Sandy Pritchard-Gordon
Theatre Blog

Wednesday, 13 November 2013

Jeeves & Wooster A Perfect Nonsense at The Duke of Yorks Theatre

There have been, amongst others, Morecambe and Wise, Matthau and Lemmon, Ant and Dec and now there is Macfadyen and Mangan.  I have always been aware from watching the TV series Green Wing and Episodes that Stephen Mangan is a great comic actor but Macfadyen?  He is a superb actor but not so well known for comedic roles.  After his stint as Jeeves and, many other roles in this wonderfully funny play, Jeeves & Wooster in Perfect Nonsense, we can see that he is more than a match for his sidekick and, it turns out, great friend Mangan. They trained at RADA together and obviously get on tremendously well, such is their rapport as gentleman and butler in this adaptation by the Goodale Brothers of The Code of the Woosters by P.G. Wodehouse.

Directed by the excellent comic director, Sean Foley of The Ladykillers fame, Jeeves and Wooster at The Duke of Yorks is a delight.  Mangan is a natural at confiding his first person narrative with the audience, allowing them, in effect to become a part of the proceedings.  The pretext of Perfect Nonsense is that Wooster is presenting a play about his recent experiences at Totleigh Towers, where he tried to steal an antique silver cow-creamer at the behest of his Aunt Dahlia.  Realising that he actually can’t play all the relevant characters himself, he calls upon Jeeves and Aunt Dahlia’s butler Seppings (Mark Hadfield) to play themselves and many other various characters.  Much to Wooster’s astonishment, his butler is also a dab hand at inventive and elaborate set designs in order to make his play more realistic.  Hilarity ensues, especially when Macfadyen simultaneously plays both a man and a woman with adroitness and perfect timing.

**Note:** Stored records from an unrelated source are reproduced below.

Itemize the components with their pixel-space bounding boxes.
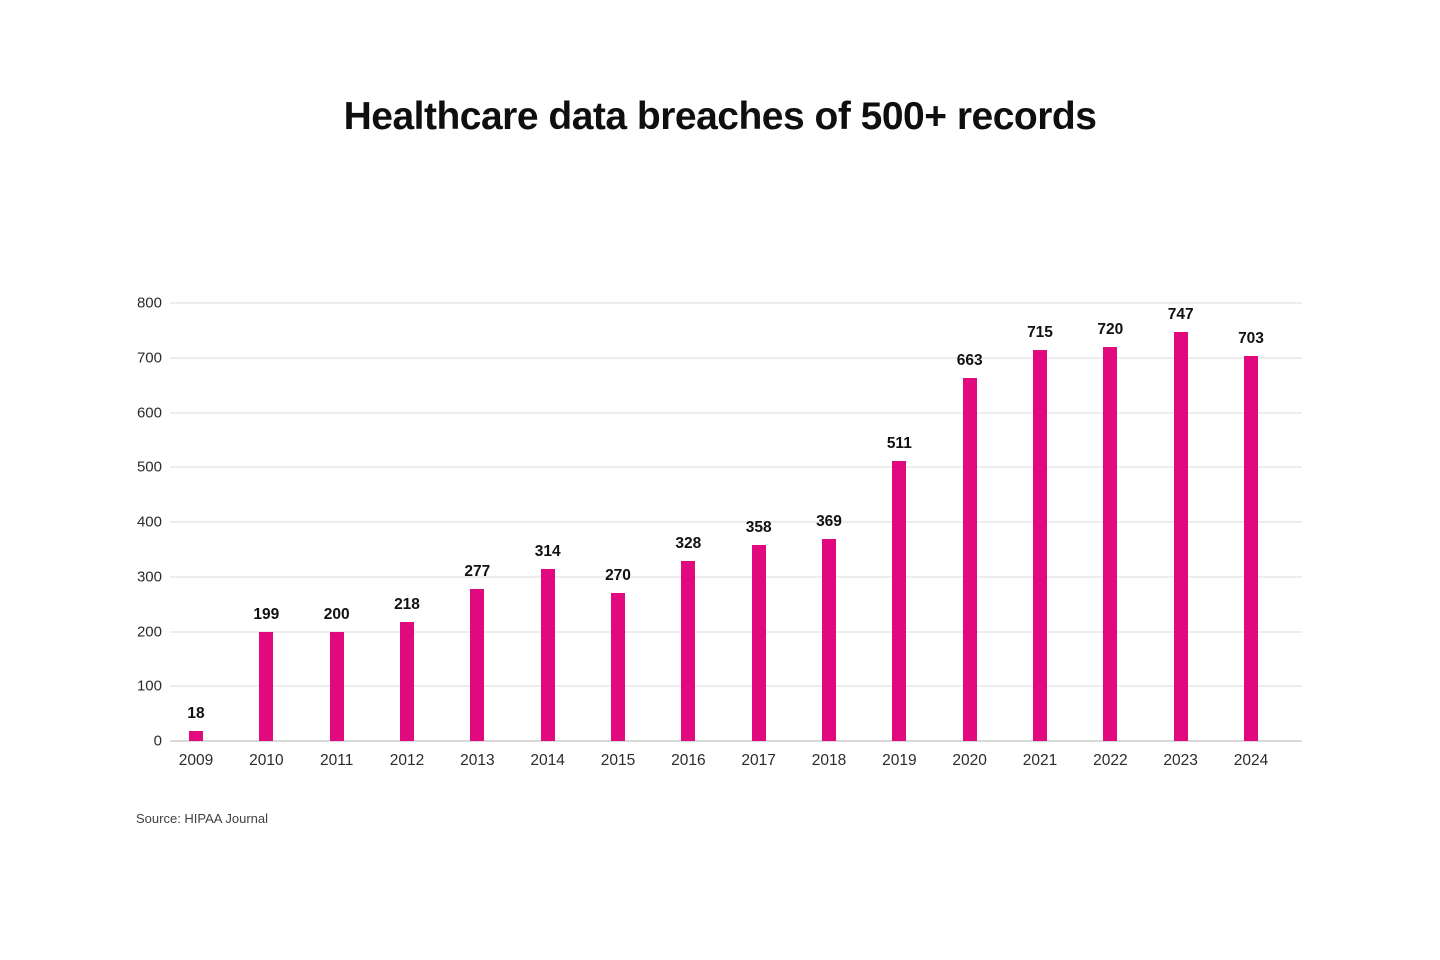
value-label-2023: 747	[1167, 306, 1194, 324]
value-label-2013: 277	[464, 563, 491, 581]
y-tick-label-700: 700	[136, 349, 162, 367]
bar-2018	[822, 538, 836, 741]
x-tick-label-2009: 2009	[178, 752, 214, 769]
x-tick-label-2010: 2010	[249, 752, 284, 769]
x-tick-label-2013: 2013	[460, 752, 495, 769]
gridline-400	[170, 521, 1302, 523]
gridline-700	[170, 356, 1302, 359]
y-tick-label-600: 600	[136, 404, 162, 421]
y-tick-label-200: 200	[136, 623, 162, 640]
value-label-2015: 270	[605, 567, 631, 585]
bar-2022	[1103, 346, 1118, 741]
x-tick-label-2024: 2024	[1233, 752, 1269, 769]
bar-2019	[892, 461, 907, 741]
x-tick-label-2018: 2018	[811, 752, 847, 769]
bar-2011	[329, 631, 344, 741]
bar-2014	[540, 569, 555, 741]
value-label-2014: 314	[534, 543, 561, 561]
gridline-200	[170, 630, 1302, 633]
value-label-2016: 328	[675, 535, 702, 553]
bar-2013	[470, 589, 485, 741]
x-tick-label-2022: 2022	[1093, 752, 1128, 769]
bar-2015	[611, 593, 625, 741]
x-tick-label-2011: 2011	[319, 752, 354, 769]
value-label-2011: 200	[323, 605, 350, 623]
source-note: Source: HIPAA Journal	[136, 811, 268, 826]
y-tick-label-400: 400	[136, 513, 162, 531]
value-label-2021: 715	[1027, 323, 1053, 341]
value-label-2010: 199	[253, 606, 280, 624]
value-label-2009: 18	[187, 705, 205, 723]
value-label-2012: 218	[394, 595, 420, 613]
value-label-2018: 369	[816, 512, 842, 530]
chart-title: Healthcare data breaches of 500+ records	[343, 95, 1097, 138]
bar-2017	[751, 544, 766, 741]
gridline-500	[170, 466, 1302, 469]
y-tick-label-100: 100	[136, 677, 162, 695]
bar-2010	[259, 632, 274, 741]
x-axis-line	[170, 740, 1302, 742]
value-label-2020: 663	[956, 352, 983, 369]
x-tick-label-2012: 2012	[389, 752, 425, 769]
value-label-2017: 358	[745, 518, 772, 536]
bar-2021	[1033, 349, 1047, 741]
bar-2009	[189, 731, 203, 741]
gridline-300	[170, 575, 1302, 578]
x-tick-label-2020: 2020	[952, 752, 987, 769]
gridline-600	[170, 411, 1302, 414]
x-tick-label-2015: 2015	[600, 752, 636, 769]
y-tick-label-300: 300	[136, 568, 162, 586]
bar-2024	[1244, 356, 1258, 741]
gridline-800	[170, 302, 1302, 304]
value-label-2022: 720	[1097, 320, 1124, 338]
x-tick-label-2021: 2021	[1022, 752, 1058, 769]
x-tick-label-2014: 2014	[530, 752, 565, 769]
x-tick-label-2019: 2019	[882, 752, 917, 769]
y-tick-label-500: 500	[136, 458, 162, 476]
bar-2020	[962, 378, 977, 741]
x-tick-label-2023: 2023	[1163, 752, 1198, 769]
value-label-2024: 703	[1238, 330, 1264, 348]
bar-2023	[1173, 332, 1188, 741]
bar-2012	[400, 621, 414, 741]
x-tick-label-2016: 2016	[671, 752, 706, 769]
gridline-100	[170, 685, 1302, 688]
y-tick-label-800: 800	[136, 294, 162, 312]
value-label-2019: 511	[886, 435, 912, 453]
bar-2016	[681, 561, 696, 741]
y-tick-label-0: 0	[153, 732, 162, 750]
x-tick-label-2017: 2017	[741, 752, 776, 769]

When Jeeves can’t manage to portray a character because he has to be on stage as someone else, Seppings, the third side to the triangle, steps in.  Especially funny is this somewhat vertically challenged actor’s turn as the seven foot tall, Roderick Spode.  The running visual gag of him standing on a chair or stool wearing an eight foot leather coat is sublime.  The fact that he becomes all his characters without losing his original grumpy expression and unwillingness to participate only adds to the laughter.

I can’t imagine a better threesome playing these roles.  Mangan’s facial expressions are wondrous and compliment Macfadyen’s dour Jeeves to perfection.  He wins the audience over immediately and elicits their support by grinning manically whenever he suffers a moment of embarrassment.  These moments tend to be quite frequent, such is his inadequacy at story telling, but we’re always on his side no matter how ludicrous he becomes.  His playing with a rubber duck in a bubble bath centre stage endears us to him even more.  An idiot he may be, but a lovable one at that.

Meanwhile Matthew Macfadyen is the perfect English gentleman’s butler.  Laconic, unflappable and supremely confident, he manages to sort out every problem that arises.  Thus his turns at all the other characters, especially Bertie’s ghastly former fiancée Madeline Bassett, are even more incongruous and joyful.

The pinching of the Globe’s idea of finishing a production with a dance is an inspired choice.  Who would guess that Jeeves, Wooster and Seppings could do a more than passable Charleston, choreographed by Carrie-Anne Ingrouille? Part farce, part tour de force, part homage to Wodehouse, Perfect Nonsense is Perfect Entertainment.